Should a raid-0 array immediately stop if a component disk is removed?

Guilherme G. Piccoli gpiccoli at canonical.com
Fri Apr 27 15:54:58 PDT 2018


Thanks for your quick reply Anthony!
Inline comments below:


On 27/04/2018 19:11, Wols Lists wrote:
> On 27/04/18 22:49, Guilherme G. Piccoli wrote:
> [...]
> Sounds like you're not using mdadm to remove the disk. So why do you
> expect mdadm to stop the array immediately? It doesn't know anything is
> wrong until it trips over the missing disk.

In fact, mdadm is aware something is wrong - it tries to stop the array,
running "mdadm -If <array-component-just-removed>", but it fails because
the mount point prevents it to stop the array.
And the question lies exactly in this point: should it be (successfully)
stopped? I think it should, since we can continue writing on disks
causing data corruption.


> [...]
> Is your array linear or striped? If it's striped, I would expect it to
> fall over in a heap very quickly. If it's linear, it depends whether you

It's stripped. I was able to keep writing for some time (minutes).


> [...] 
> Note that raid-0 is NOT redundant. Standard advice is "if a drive fails,
> expect to lose your data". So the fact that your array limps on should
> be the pleasant surprise, not that it blows up in ways you didn't expect.

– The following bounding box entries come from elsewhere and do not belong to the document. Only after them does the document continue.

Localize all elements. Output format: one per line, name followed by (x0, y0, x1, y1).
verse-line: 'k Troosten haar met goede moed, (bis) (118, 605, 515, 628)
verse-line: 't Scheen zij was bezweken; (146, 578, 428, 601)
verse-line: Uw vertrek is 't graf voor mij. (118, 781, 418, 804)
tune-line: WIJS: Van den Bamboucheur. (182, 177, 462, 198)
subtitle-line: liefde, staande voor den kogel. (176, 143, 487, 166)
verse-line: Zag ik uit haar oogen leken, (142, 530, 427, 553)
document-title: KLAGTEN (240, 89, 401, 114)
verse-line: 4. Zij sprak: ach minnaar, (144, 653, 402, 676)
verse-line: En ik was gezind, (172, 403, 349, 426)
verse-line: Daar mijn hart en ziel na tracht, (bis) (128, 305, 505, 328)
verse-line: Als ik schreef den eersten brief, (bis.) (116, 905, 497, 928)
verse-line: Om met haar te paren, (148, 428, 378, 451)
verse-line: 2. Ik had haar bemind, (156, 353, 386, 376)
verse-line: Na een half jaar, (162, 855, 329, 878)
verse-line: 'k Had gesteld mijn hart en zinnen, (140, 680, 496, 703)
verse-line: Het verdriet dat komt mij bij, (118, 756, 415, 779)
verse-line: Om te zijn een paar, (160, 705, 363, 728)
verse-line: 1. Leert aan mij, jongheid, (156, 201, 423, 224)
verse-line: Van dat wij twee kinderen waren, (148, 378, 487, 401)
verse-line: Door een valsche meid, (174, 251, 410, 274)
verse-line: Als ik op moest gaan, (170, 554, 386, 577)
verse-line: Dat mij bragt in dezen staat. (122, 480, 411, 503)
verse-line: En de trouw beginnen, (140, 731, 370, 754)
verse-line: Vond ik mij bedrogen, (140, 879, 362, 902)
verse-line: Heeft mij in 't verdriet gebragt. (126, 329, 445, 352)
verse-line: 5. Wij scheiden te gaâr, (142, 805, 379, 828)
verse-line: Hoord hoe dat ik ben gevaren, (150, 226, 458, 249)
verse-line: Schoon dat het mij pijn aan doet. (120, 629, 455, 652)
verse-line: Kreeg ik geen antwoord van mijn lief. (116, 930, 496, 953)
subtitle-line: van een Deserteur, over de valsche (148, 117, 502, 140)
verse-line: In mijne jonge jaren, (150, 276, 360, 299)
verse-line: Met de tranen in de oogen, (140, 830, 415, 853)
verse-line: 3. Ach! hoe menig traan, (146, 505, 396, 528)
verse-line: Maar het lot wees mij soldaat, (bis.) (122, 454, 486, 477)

OK, I understand that. But imagine the following scenario: a regular
user gets for some reason a component disk removed, and they don't look
the logs before (or after) writes - the user can write stuff thinking
everything is fine, and that data is corrupted. I'd expect userspace
writes to fail as soon as possible in case one of raid-0 components is gone.